Each man sorting pallets goes through between 800-1,100 per day, said Jorge. Pallets to be sorted are in stacks 15 high and staged in blocks of about 54 stacks. As the sorters pull a pallet from a stack, they form new stacks 20 pallets high. The work is done entirely by hand.
One practice that has helped SB to provide fast service and turn-around to customers is linking the sorting process to current orders. For example, if the company has to repair 2,500 A or No. 1 pallets that day, the sorters will only pick out the A pallets, which will be steadily moved to the repair stations.
Virtually all workers, regardless of their duties, are paid by the piece. The sorters are paid per pallet, the repair workers are paid per pallet, and workers in lumber recovery operations are paid by the piece.
A benefit of this practice is that it helps SB know and control the cost of each pallet. Factor in the core price and the piece rate for the various tasks “and you know how much you’re going to spend on each pallet,” said Jorge.
Another benefit of the piece rate system is that it has helped to rein in payroll costs. When the company first started, employees were paid an hourly wage. After 40 hours, workers earned time and a half. “In peak season,” Jorge said, “our payroll was sky high. It was eating a big piece of the pie. We had to go to piece work to stabilize the business.”
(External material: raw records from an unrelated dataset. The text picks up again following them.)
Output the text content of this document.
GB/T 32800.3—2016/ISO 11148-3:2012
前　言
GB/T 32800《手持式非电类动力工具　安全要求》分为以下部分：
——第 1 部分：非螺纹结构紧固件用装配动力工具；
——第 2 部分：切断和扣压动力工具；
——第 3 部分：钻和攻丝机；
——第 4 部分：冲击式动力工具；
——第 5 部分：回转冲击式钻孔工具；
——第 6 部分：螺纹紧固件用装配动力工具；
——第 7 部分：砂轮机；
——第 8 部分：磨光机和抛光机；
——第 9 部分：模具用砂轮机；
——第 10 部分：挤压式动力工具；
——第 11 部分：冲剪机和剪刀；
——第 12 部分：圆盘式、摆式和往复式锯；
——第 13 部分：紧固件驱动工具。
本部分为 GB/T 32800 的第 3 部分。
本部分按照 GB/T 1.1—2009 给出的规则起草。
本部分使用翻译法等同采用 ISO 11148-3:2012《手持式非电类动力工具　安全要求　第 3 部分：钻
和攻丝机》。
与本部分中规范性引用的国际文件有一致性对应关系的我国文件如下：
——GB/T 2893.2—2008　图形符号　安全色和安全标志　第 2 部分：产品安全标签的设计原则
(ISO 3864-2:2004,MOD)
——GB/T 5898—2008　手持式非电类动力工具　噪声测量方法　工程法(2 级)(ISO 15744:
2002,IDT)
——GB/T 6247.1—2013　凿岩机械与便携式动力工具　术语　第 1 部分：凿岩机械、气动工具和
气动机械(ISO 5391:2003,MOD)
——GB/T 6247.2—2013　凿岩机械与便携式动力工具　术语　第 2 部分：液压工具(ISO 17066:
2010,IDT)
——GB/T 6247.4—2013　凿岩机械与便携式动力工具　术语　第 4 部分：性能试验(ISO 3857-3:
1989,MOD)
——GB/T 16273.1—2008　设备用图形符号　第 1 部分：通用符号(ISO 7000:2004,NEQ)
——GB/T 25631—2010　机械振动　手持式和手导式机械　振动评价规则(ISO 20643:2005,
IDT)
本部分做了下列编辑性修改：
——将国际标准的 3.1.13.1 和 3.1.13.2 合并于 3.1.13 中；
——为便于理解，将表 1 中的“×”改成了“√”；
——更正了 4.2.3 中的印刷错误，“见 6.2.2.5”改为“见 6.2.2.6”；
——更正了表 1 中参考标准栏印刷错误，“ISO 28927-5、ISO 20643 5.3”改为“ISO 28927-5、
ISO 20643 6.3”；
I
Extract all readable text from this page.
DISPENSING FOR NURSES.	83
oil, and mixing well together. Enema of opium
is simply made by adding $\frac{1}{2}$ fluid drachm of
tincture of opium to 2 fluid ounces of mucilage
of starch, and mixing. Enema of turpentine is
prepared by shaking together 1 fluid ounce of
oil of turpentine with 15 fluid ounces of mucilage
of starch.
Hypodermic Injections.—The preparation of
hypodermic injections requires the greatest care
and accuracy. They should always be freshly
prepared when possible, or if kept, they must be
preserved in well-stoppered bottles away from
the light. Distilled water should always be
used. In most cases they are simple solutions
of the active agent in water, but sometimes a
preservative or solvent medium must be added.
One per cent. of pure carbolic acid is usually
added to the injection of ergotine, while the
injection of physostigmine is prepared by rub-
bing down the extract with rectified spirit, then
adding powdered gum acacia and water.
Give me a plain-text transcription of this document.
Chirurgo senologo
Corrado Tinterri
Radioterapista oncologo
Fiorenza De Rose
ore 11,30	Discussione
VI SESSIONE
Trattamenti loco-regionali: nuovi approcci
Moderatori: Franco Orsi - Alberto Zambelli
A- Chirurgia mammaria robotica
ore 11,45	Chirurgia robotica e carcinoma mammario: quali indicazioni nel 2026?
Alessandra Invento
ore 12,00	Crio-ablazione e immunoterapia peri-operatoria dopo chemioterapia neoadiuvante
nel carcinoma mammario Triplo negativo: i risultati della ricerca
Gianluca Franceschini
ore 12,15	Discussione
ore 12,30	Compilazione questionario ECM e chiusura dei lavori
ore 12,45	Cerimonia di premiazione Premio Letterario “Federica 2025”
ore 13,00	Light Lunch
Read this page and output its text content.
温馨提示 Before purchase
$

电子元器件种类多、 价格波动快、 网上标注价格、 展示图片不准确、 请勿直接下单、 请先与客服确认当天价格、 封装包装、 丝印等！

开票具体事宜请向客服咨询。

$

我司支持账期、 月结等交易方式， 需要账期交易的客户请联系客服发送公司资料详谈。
Jorge also has made it a habit to scrutinize repair workers to ensure they utilize all usable recycled lumber. If they are repairing A pallets and a deck board is not good enough for an A, they need to put it their box of lumber and use it later for a B pallet, he noted.
“Recycling is the big word. You have to do it real well to make it profitable. If you throw away a good board, that’s about 15 to 30 cents you’re throwing away.” It can quickly add up, he observed. “If they’re not careful, they’re throwing away dollars, not cents…and we’re growing mulch piles. We’re in the pallet business, not the mulch business.”
Jorge has looked at automated repair lines at other pallet recycling businesses. “They probably save quite a bit of money,” he said, but he also noted a lot of good lumber and repairable pallets were destined for the grinder at other pallet recycling companies. “I’ve seen pallets going to the tear-down station that could be repaired.” Some pallet recyclers, he noted, put limits on how many repairs they will make to a pallet. For example, the company may make up to four repairs, but a pallet needing five or more will be dismantled for lumber. At SB, “Any pallet that is repairable, we repair it.”
The cooperation of employees also has been important to SB’s success. “Team work has a lot to do with it,” said Jorge. The employee who buys incoming cores is as important as the sorters, the repair workers and the truck drivers, he said. “Everybody in the company is considered a key person. We can’t do anything without having each one of them in place.”